Comparative example 1
According to the active carbon: silicon-aluminum composite oxide: the ratio of the 4A molecular sieves was 30:35:35, alkali-soluble fibers were not added, alkali treatment was not performed, siCl4 gas treatment was not used, and carrier ZDA and catalyst DA were prepared in the same manner as in example 2, the pore distribution results of carrier ZDA are shown in Table 2, and the physicochemical properties of catalyst DA are shown in Table 3.
TABLE 1 amount of reagents used to prepare catalysts
TABLE 2 Carrier pore distribution results
TABLE 3 physicochemical Properties of catalyst
As can be seen from the physical and chemical properties of the carrier and the catalyst in tables 2 and 3, the catalyst obtained by adding the chopped alkali-soluble fiber has reduced pore distribution and increased macropore content compared with the catalyst obtained without adding the chopped alkali-soluble fiber; the specific surface area of the catalyst increases.

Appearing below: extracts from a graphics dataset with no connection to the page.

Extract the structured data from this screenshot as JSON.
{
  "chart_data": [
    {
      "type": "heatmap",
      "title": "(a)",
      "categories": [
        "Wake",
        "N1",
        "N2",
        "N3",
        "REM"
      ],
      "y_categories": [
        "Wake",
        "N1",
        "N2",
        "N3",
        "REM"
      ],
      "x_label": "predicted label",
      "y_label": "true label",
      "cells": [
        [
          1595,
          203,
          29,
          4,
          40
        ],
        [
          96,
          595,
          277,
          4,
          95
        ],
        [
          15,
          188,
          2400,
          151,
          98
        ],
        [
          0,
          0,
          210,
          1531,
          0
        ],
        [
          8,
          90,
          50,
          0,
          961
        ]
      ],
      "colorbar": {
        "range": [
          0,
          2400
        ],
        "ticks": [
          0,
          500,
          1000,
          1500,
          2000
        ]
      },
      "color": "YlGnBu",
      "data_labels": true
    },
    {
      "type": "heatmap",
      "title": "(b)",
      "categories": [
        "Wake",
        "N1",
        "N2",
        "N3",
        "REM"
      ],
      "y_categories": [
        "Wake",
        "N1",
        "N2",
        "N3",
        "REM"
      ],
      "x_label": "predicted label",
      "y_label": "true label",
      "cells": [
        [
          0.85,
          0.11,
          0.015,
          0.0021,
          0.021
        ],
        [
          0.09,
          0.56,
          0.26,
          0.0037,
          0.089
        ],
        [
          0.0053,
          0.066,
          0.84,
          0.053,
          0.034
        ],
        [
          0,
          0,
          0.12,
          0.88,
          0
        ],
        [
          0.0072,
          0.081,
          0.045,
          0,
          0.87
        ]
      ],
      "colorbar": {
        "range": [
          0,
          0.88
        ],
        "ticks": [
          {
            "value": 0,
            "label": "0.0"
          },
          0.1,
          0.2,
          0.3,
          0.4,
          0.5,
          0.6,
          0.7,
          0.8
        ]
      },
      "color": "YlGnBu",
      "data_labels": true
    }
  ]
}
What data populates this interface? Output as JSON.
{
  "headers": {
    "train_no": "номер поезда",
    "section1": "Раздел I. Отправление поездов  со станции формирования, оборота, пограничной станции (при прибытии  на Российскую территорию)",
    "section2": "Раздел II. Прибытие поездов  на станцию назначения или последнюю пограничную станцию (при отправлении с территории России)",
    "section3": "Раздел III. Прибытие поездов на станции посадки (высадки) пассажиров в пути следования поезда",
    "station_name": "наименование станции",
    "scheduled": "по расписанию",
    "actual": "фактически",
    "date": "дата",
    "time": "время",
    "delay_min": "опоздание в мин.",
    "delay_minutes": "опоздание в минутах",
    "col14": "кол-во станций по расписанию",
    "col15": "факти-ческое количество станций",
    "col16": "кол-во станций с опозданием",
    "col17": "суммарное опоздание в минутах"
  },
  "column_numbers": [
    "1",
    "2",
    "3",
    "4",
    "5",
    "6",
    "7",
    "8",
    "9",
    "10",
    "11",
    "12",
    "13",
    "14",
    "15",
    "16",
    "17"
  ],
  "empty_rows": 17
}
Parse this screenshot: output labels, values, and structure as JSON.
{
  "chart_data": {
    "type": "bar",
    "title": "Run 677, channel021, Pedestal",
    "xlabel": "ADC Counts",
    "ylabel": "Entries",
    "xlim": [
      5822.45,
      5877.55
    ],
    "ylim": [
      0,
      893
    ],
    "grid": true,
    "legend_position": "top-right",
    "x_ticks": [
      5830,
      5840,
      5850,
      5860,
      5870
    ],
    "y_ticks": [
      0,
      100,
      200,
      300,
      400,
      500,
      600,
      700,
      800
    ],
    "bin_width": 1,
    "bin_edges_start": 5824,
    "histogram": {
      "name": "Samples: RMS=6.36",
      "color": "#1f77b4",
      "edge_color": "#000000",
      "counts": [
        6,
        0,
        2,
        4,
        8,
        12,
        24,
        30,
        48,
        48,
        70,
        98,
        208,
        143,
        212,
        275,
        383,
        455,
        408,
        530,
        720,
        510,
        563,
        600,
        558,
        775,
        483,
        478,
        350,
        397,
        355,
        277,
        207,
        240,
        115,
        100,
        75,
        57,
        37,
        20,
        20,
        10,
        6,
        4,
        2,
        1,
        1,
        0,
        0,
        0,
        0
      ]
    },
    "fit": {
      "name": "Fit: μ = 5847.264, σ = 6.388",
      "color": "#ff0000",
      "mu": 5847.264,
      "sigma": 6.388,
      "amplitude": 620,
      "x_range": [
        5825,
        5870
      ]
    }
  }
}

The treatment method of the oily sewage comprises the following steps: filling a catalyst in a fixed bed, treating oily sewage by using an ozone catalytic oxidation process at normal temperature and normal pressure, wherein the COD (chemical oxygen demand) of the oily sewage is 200mg/L, and the treatment condition airspeed is 1h -1 The ozone adding amount is 100mg/L. The results of the treatment after 100 hours are shown in Table 4.
TABLE 4 ozone catalytic oxidation treatment results
As can be seen from the treatment results of Table 4, the catalyst obtained by the treatment with the addition of the chopped alkali-soluble fiber has a good treatment activity in treating oily sewage as compared with the catalyst obtained without the addition of the catalyst and the catalyst obtained by physical mixing.